While VGA dominates by far, it’s not the only input you might find. A handful of late-model CRTs support a version of DVI-A or DIV-I, which can provide an analog signal. CRT monitors from the 1980s might use a different video input. Commodore 1701 and 1702 monitors, for example, can use a composite input (just as you’d find on a CRT television).
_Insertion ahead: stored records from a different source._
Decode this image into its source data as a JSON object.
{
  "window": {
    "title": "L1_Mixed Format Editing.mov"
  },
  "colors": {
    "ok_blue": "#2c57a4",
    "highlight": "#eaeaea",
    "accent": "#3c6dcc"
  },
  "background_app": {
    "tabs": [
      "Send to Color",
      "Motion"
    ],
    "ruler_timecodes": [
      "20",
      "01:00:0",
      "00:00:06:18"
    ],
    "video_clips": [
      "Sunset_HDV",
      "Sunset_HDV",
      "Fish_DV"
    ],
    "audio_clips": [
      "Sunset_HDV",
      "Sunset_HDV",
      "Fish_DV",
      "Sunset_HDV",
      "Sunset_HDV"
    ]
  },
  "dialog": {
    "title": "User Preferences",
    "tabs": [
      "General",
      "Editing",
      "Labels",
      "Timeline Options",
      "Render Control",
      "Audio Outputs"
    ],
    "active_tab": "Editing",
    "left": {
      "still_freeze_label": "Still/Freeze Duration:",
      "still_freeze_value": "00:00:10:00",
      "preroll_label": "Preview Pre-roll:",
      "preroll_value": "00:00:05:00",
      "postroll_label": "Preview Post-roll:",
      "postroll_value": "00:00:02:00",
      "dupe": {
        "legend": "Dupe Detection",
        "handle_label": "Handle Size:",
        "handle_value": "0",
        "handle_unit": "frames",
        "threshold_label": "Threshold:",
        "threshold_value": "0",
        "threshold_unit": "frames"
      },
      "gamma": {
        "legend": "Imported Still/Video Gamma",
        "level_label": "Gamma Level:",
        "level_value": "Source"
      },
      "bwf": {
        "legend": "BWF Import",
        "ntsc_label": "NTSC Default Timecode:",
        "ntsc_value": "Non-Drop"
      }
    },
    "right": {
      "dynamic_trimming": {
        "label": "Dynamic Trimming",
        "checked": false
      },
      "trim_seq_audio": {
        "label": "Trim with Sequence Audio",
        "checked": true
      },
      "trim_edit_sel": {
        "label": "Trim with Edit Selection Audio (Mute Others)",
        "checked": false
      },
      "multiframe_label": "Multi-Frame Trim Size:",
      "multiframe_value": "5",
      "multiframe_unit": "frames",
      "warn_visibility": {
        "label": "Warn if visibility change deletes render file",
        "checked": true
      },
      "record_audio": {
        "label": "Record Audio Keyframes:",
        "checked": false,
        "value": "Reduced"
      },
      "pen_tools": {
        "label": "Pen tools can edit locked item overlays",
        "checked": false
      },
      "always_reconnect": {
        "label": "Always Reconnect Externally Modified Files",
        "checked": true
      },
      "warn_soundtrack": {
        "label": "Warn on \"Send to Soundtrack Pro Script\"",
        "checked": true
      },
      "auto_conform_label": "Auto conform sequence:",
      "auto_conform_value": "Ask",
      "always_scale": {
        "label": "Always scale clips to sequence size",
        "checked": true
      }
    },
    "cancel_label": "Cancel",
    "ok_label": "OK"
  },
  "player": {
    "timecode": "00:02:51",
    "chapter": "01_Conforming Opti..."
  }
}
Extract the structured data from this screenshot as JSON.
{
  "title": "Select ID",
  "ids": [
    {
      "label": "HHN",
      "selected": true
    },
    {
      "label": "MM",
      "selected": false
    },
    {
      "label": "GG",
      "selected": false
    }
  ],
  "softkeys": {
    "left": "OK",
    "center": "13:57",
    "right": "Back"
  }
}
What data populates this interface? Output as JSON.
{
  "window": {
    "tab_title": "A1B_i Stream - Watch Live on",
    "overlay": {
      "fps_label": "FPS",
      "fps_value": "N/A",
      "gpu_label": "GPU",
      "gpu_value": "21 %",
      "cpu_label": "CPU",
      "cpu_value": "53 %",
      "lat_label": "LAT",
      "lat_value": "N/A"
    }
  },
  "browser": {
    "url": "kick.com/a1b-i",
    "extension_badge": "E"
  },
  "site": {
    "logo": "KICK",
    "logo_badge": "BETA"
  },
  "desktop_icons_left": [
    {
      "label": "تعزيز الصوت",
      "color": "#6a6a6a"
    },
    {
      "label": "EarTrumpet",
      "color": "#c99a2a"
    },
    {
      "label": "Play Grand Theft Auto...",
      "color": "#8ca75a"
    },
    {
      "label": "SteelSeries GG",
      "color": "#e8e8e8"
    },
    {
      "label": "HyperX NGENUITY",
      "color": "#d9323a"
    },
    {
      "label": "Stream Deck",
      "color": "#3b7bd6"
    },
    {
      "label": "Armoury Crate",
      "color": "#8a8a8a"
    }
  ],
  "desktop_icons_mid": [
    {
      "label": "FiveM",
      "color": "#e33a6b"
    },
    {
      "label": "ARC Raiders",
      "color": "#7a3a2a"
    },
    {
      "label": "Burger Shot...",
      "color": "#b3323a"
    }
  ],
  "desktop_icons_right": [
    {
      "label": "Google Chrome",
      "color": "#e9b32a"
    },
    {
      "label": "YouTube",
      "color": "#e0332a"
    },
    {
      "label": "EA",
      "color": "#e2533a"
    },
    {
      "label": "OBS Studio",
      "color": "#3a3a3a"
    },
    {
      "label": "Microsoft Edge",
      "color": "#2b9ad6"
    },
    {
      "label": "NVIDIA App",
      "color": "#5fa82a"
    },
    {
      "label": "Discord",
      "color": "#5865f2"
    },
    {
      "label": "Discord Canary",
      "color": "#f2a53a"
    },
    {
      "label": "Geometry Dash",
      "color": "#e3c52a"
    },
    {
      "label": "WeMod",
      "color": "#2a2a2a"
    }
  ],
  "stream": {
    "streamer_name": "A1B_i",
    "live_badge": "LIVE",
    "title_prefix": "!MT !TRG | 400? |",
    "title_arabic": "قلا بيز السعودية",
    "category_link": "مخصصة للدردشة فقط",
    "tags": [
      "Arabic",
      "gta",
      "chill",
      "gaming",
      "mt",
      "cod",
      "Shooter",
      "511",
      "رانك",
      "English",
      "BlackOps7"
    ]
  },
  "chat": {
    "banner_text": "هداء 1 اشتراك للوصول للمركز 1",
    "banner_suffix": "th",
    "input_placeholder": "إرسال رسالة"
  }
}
How to buy the best CRT monitor: a cheat sheet
You now have the knowledge to find the perfect CRT computer monitor for you. If you’re feeling a bit overwhelmed, however, here’s a cheat sheet.
What brand is best? Sony, Mitsubishi, Hitachi, LaCie, NEC, Iiyama, and Eizo.
What size is best? 17 to 21 inches, though larger displays models may overwhelm your desk.
What year is best? Newer is better unless you want a period-accurate monitor for a vintage PC.
What resolution is best? 1600 x 1200 and higher is excellent.
What refresh rate is best? Look for a refresh rate of 75Hz or higher.
What dot pitch is best? .28 millimeters or lower is fine for general use. Look for .24mm or lower if you want to display a resolution of 1600 x 1200 or higher.
Is a shadow mask or aperture grill better? Aperture grill monitors generally have a superior image.
Is a curved or flat screen better? This is up to your preference.
Where to find a CRT monitor
There’s no secret to finding or buying a CRT monitor. You will need a lot of patience or a lot of money.
The fastest way to buy a CRT monitor is eBay or Etsy. Hundreds of CRT computer monitors are available, including many that fit the recommendations of this guide. You’ll have to spend several hundred dollars, however, and you can’t see the monitor before buying. Shipping is a gamble, too. Many fine CRTs have met their demise in the hands of Fedex.
Local listings like Craigslist, OfferUp, and Facebook Marketplace can help you find a more affordable monitor, but stock can be limited depending on your location. Rural readers may have to search for months or drive long distances. Try to test the CRT before you buy, especially if it’s not sold at a low price. Ask the seller to have it connected to a PC when you arrive.
Don’t neglect searching offline. I snagged my current CRT computer monitor for free from someone a few blocks away who decided to put old electronics on the curb. Yard sales and estate sales are great, too. They can be a grind if you don’t enjoy the search, but you’ll spend a lot less than you would online.
Put out the word, as well. Post on social media about your search and ask relatives if they have a hidden gem. CRT monitors aren’t easy to move or dispose of, so they’re often stuffed in a closet, attic, or basement. Many people will let you have a monitor to get it out of their hair.
Good luck on your search. Just remember: The best CRT monitor is the one you own. Don’t be too harsh on the CRTs you come across. Your first task is finding one that meets your needs and reliably works. After that, you can get picky.